Kevin Wang · Google-ML-Automation · commit 5f72ab660a5c · 2026-04-13T18:32:02.000-07:00
PiperOrigin-RevId: 899284823
diff --git a/src/maxtext/models/deepseek_batchsplit.py b/src/maxtext/models/deepseek_batchsplit.py
@@ -821,11 +821,6 @@ def batch_split_schedule(
       dtype=cfg.dtype,
       activation_pspec=activation_pspec,
   )
-  # Prevent fusion with MoE ops, especially the RMS norm.
-  # Unfortunately, this seems to be needed to avoid slight numerical differences
-  # between the fwd pass and remat.
-  xs = jax.lax.optimization_barrier(xs)
-
   xs, moe_res = moe(
       xs,
       moe_ws,
@@ -876,10 +871,6 @@ def batch_split_schedule_bwd(
       dtype=cfg.dtype,
       activation_pspec=activation_pspec,
   )
-  # Prevent fusion with MoE ops, especially the RMS norm.
-  # Unfortunately, this seems to be needed to avoid slight numerical differences
-  # between the fwd pass and remat.
-  mla_out = jax.lax.optimization_barrier(mla_out)
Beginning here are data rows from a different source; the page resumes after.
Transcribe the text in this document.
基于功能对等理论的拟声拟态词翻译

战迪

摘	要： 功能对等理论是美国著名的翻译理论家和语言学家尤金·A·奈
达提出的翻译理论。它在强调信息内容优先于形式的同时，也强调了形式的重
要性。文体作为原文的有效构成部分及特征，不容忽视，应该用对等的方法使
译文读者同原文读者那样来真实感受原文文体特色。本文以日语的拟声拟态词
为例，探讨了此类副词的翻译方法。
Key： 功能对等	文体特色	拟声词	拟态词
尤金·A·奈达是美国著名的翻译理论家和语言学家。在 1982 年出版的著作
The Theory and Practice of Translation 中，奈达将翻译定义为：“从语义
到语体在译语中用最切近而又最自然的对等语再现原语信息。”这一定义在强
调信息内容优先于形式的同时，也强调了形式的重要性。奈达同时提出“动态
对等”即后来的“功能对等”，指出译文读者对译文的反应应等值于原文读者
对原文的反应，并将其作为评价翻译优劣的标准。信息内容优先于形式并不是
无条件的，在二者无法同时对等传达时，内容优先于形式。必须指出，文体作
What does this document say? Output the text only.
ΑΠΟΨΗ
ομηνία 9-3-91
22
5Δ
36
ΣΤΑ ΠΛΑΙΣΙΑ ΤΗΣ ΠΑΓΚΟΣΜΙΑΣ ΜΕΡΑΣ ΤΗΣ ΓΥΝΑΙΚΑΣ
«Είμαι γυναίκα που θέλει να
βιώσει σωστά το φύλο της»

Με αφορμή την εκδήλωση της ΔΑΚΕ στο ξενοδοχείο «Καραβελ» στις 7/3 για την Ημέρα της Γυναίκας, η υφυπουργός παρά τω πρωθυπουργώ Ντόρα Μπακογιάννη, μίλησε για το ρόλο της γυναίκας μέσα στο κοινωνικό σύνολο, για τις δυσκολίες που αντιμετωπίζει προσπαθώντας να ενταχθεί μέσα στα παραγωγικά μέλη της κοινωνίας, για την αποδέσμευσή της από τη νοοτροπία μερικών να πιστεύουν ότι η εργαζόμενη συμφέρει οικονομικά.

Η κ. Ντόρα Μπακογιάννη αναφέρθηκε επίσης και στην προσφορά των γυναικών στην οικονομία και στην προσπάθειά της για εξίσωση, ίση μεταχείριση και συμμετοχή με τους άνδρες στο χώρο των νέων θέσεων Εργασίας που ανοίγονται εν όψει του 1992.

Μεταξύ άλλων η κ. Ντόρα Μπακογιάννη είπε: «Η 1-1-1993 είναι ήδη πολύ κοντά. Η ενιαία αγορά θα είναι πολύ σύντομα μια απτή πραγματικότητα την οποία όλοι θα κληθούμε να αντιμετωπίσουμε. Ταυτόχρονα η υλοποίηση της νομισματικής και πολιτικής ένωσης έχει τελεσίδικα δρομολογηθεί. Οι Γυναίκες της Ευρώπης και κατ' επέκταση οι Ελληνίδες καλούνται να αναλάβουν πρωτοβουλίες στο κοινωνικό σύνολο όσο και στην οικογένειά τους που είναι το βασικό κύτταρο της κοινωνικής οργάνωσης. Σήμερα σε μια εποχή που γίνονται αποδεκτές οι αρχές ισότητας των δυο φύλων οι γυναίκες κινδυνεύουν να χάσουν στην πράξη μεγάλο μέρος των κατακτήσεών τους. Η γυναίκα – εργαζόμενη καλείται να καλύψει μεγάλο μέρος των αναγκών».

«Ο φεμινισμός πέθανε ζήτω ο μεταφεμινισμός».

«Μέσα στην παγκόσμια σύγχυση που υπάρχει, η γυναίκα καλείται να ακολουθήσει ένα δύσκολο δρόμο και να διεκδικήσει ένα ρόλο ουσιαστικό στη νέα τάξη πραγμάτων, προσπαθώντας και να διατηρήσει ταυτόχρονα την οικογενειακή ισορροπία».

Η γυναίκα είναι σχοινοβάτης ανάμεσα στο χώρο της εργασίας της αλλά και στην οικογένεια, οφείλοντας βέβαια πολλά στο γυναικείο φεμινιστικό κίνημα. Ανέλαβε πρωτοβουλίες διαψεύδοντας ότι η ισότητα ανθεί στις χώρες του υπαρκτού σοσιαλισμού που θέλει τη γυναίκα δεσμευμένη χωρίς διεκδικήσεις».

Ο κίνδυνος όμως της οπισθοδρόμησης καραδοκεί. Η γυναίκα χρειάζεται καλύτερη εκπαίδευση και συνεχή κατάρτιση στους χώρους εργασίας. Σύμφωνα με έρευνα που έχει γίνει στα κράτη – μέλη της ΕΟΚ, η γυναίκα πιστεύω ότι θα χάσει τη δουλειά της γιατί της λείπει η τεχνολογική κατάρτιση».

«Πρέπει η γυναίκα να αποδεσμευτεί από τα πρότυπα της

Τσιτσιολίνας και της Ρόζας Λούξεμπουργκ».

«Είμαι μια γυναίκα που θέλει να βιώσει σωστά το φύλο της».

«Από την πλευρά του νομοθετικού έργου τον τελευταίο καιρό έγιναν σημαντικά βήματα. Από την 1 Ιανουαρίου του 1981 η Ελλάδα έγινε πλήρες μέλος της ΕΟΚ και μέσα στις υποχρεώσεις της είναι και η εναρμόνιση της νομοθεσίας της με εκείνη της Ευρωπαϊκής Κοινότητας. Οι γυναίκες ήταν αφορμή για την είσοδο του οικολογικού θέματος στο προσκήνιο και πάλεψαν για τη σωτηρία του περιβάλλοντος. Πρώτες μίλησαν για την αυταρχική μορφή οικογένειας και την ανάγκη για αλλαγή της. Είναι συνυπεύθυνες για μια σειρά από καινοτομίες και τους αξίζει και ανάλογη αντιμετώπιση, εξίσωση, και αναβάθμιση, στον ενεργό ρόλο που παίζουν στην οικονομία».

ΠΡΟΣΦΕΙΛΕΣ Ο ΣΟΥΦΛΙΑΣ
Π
   residuals["mla_out"] = mla_out
   attn_out_grad, moe_ws_grad = moe_bwd(
       residuals,
@@ -970,7 +961,10 @@ def fn(args):
         mesh=mesh,
         activation_pspec=activation_pspec,
     )
-    return mla_out + x, mla_res
+    # Prevent fusion with MoE ops, especially the RMS norm.
+    # Unfortunately, this seems to be needed to avoid slight numerical differences
+    # between the fwd pass and remat.
+    return jax.lax.optimization_barrier(mla_out + x), mla_res
 
   return staggered_call(fn, list(zip(inputs, yarn_freqs)))
 
@@ -1032,7 +1026,10 @@ def remat_fn(args):
         activation_pspec=activation_pspec,
     )
     out = x + mla_out
-    return out, (pre_attn_rms_norm_bwd, mla_bwds)
+    # Prevent fusion with MoE ops, especially the RMS norm.
+    # Unfortunately, this seems to be needed to avoid slight numerical differences
+    # between the fwd pass and remat.
+    return jax.lax.optimization_barrier(out), (pre_attn_rms_norm_bwd, mla_bwds)
 
   bwds = [None] * len(xs)
   for i, x in enumerate(zip(xs, yarn_freqs, residuals.pop("attn_out"), residuals.pop("lse"))):